Microsoft’s Head of Operations, David McCarthy, said in an interview with gaming news site MCVUK that the Xbox One X, which is slated for release on November 7 will “feel like a premium PC experience.”

It is a bold claim because, as McCarthy admits, gamers seeking “the best of the best” in terms of hardware have always preferred the PC. Consoles were primarily for casual gamers on a budget.

Some doubt that the new Xbox will be able to match the performance of a PC, but with a wealth of experience with the software as well as the hardware of both consoles and PCs, Microsoft may be more qualified than anyone else to make a comparison between the two.

Perhaps that’s why McCarthy is so confident the hardware in the new Xbox will rival that found in a top-of-the-line gaming PC.

“If you felt as a console gamer that you had to compromise and you looked longingly at that PC space and said, ‘I want those top-end things’ – well, now you can get them [on the new Xbox],” he said.
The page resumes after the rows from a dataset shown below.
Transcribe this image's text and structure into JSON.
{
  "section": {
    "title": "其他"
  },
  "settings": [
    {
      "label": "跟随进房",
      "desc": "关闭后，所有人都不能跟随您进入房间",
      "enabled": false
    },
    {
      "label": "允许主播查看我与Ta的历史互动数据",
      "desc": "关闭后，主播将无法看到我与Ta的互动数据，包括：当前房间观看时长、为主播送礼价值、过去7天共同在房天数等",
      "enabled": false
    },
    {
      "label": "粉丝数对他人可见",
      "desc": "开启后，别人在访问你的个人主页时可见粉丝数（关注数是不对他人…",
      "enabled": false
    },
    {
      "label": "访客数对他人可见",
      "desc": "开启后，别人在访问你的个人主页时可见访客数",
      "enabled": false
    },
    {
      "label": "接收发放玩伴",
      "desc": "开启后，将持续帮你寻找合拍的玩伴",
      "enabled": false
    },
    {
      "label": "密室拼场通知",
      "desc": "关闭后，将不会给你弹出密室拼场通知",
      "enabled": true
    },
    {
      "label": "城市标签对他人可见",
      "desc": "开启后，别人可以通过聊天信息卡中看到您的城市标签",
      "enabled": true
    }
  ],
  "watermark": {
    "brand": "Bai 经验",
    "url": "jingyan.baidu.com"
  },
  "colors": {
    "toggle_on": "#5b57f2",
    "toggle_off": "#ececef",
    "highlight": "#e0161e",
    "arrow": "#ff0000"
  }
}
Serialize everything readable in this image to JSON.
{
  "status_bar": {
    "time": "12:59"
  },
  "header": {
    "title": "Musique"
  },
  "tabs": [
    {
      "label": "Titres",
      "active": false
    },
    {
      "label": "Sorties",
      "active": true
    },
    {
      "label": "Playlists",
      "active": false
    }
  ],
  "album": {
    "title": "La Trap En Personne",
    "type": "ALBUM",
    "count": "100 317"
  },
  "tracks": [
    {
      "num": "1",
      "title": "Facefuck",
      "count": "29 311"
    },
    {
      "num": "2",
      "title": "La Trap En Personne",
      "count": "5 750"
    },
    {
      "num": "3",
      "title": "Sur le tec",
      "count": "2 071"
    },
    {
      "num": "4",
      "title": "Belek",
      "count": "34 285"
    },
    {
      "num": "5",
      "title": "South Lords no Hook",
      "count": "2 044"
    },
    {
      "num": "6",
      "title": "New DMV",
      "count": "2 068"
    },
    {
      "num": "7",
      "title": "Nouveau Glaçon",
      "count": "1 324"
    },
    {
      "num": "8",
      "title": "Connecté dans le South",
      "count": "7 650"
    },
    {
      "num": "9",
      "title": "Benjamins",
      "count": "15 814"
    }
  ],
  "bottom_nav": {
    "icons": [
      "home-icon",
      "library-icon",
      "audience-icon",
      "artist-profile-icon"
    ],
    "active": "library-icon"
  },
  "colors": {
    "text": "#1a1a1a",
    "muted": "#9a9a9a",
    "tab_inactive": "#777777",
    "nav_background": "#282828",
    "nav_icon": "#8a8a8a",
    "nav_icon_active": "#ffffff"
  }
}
The One X will have more processing power than any console ever made, boasting a liquid cooled, Vapor Chamber processor generally reserved for servers and high-performance PCs, gamezone.com reports.

The processor will support 60fps frame rates, which are common on PC games but which consoles have long been incapable of producing. A higher frame rate means motion will look more fluid; many learned gamers hold frame rate to be the most important benchmark by which to measure graphics performance.

The software development kit (SDK) will simplify cross-platform development and afford developers a degree of flexibility they have never had before in the console environment.

“[Developers] don’t need a unique version for Xbox One X,” McCarthy says, “…It’s been very, very straightforward for developers to get stuff up-and-running in a day or two on Xbox One X. And what’s exciting about that, for us, is that it leaves them the headroom to do what they want, whether that’s to take advantage of a 2,160 frame buffer, or push their frame rate to the absolute max.

Presumably, McCarthy means that developers can easily port games made for PC and other platforms onto Xbox One X, and then choose how they want to use the console’s powerful hardware to enhance each game. Moreover, McCarthy’s statement seems to indicate that the new console will automatically and seamlessly boost the performance and the look of its predecessor’s games (Microsoft has announced that Xbox One games will be playable on Xbox One X).

New games are also being developed for the Xbox One X; many will be exclusive to the new console. Microsoft showcased 42 Xbox One X games at E3. Most of those games feature extensive multiplayer gameplay and little or no single player options.

In contrast, the bulk of Sony’s PS4 exclusives are primarily single-player and narrative driven.

Competition in the console space has been tepid lately, as the PS4 has dominated the present generation of console gaming. As of January, over 55,000,000 PS4s had been sold, as opposed to about 28,000,000 Xbox Ones.

The significant improvements Microsoft is making in the hardware of its Xbox One X will certainly bring the company back into contention in the console gaming market. If the claims McCarthy has made prove true, November’s Xbox could become a viable option for hardcore gamers who never would have dreamed of buying a console.

If Xbox One X captures that market, other console makers will be forced to keep step, and, for the first time in years, the console sector will become a hotbed of competition.